社労士が教える!労働保険申告書と算定基礎届の賃金・報酬の範囲、どこが違う?

2024.04.07

はじめに

「賃金」と「報酬」の謎を解明!労働保険申告と算定基礎届のカンタンガイド

 労働保険申告書算定基礎届、聞いたことはあっても、これらが具体的に何を意味するのか、そしてどう違うのか、わかりにくいですよね。企業経営には欠かせないこれらの手続き、特にそれぞれ対象となる「賃金」と「報酬」の違いについてピンとこない方も多いのではないでしょうか。この記事では、労働保険申告書と算定基礎届のそれぞれがどのような考え方で、何を集計対象としているのかを理解できるようにやさしく解説します。スムーズに労働保険申告書と算定基礎届の作成ができるように進めていきますので、ぜひお付き合いください。

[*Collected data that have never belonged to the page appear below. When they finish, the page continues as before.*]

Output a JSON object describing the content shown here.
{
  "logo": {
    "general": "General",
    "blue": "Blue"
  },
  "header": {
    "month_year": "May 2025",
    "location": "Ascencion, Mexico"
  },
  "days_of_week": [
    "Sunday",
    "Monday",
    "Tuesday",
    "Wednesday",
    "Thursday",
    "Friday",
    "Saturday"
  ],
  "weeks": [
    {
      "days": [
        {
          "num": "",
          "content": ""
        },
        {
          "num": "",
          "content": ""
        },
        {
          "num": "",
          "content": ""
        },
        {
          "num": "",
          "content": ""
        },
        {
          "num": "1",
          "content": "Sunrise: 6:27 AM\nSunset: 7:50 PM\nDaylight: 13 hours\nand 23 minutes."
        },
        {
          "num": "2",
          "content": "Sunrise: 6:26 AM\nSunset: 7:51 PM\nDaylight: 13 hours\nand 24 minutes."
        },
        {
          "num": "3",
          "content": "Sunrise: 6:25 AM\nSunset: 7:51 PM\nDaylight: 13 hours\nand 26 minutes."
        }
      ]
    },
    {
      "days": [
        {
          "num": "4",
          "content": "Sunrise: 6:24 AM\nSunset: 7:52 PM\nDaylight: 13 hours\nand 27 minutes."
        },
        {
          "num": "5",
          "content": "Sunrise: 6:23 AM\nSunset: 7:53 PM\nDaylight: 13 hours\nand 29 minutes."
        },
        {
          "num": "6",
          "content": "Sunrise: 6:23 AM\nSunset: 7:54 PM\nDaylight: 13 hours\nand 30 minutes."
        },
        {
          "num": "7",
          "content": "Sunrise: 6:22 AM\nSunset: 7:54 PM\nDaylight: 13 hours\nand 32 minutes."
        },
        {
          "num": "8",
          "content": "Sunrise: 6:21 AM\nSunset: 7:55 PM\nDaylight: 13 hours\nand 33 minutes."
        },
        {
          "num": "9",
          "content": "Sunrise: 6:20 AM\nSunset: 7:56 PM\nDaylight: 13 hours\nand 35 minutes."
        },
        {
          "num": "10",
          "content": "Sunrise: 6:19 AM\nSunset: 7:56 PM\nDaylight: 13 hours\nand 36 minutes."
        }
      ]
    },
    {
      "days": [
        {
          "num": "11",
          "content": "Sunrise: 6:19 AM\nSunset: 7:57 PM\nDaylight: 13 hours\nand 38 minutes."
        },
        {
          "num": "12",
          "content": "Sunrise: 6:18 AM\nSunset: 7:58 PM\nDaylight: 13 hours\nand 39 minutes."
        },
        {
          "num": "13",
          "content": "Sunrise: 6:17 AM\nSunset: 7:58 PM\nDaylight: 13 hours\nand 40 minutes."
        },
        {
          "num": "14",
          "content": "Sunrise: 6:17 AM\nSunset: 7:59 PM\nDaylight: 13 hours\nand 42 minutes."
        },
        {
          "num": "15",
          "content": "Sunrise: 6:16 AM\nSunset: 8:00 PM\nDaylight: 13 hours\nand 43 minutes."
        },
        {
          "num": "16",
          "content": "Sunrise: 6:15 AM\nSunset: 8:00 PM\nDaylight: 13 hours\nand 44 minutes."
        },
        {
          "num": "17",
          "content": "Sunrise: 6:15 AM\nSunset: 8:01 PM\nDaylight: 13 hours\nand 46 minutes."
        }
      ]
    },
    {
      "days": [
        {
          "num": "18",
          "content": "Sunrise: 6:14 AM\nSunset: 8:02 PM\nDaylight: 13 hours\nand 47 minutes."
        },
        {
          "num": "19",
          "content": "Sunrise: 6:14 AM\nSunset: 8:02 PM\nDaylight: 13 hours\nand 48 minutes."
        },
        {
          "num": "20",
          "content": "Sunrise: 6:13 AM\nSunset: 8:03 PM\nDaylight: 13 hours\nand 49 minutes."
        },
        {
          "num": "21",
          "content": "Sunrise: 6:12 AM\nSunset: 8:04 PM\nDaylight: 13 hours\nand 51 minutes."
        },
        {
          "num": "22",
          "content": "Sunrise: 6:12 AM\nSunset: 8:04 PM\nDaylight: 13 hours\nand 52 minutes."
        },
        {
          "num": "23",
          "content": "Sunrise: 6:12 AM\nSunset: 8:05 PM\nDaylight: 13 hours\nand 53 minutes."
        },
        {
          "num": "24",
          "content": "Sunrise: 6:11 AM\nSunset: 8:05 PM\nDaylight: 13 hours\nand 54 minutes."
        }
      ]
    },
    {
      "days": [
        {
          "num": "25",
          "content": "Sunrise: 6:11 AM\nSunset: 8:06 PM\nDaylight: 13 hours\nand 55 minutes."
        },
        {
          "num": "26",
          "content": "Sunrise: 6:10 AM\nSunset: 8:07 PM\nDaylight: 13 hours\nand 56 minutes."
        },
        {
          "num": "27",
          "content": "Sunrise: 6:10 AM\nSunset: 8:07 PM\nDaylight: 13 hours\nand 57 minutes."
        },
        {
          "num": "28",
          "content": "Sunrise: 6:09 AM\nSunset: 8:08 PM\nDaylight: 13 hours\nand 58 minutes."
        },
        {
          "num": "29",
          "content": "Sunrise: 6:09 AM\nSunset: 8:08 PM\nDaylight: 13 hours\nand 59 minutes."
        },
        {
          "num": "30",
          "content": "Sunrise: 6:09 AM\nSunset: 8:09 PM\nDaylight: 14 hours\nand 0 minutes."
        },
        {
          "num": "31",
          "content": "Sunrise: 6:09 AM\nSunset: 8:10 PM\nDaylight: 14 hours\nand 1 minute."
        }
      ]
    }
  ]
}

用語の違い:労働保険申告書では「賃金」、算定基礎届では「報酬」

 まず労働保険申告書では「賃金」と表記されるものが、算定基礎届では「報酬」と表現されそれぞれ区別されています。

文書 用語
労働保険申告書 賃金     
算定基礎届 報酬     

労働保険申告書における賃金の範囲

労働保険申告書での「賃金」の全て:何が含まれ、何が含まれないか

 労働保険申告書で申告する「賃金」は、事業主が労働者に対して支払うすべての金額を指します。これには基本の給料のほか、手当や賞与など、さまざまな形で支払われる金銭が含まれます。

労働保険申告書における「賃金」の範囲とは?

 労働保険における賃金総額とは、事業主がその事業に使用する労働者(年度途中の退職者を含みます。)に対して賃金、手当、賞与、その他名称のいかんを問わず、労働の対策として支払うすべてのもので、税金その他社会保険料等を控除する前の支払総額をいいます。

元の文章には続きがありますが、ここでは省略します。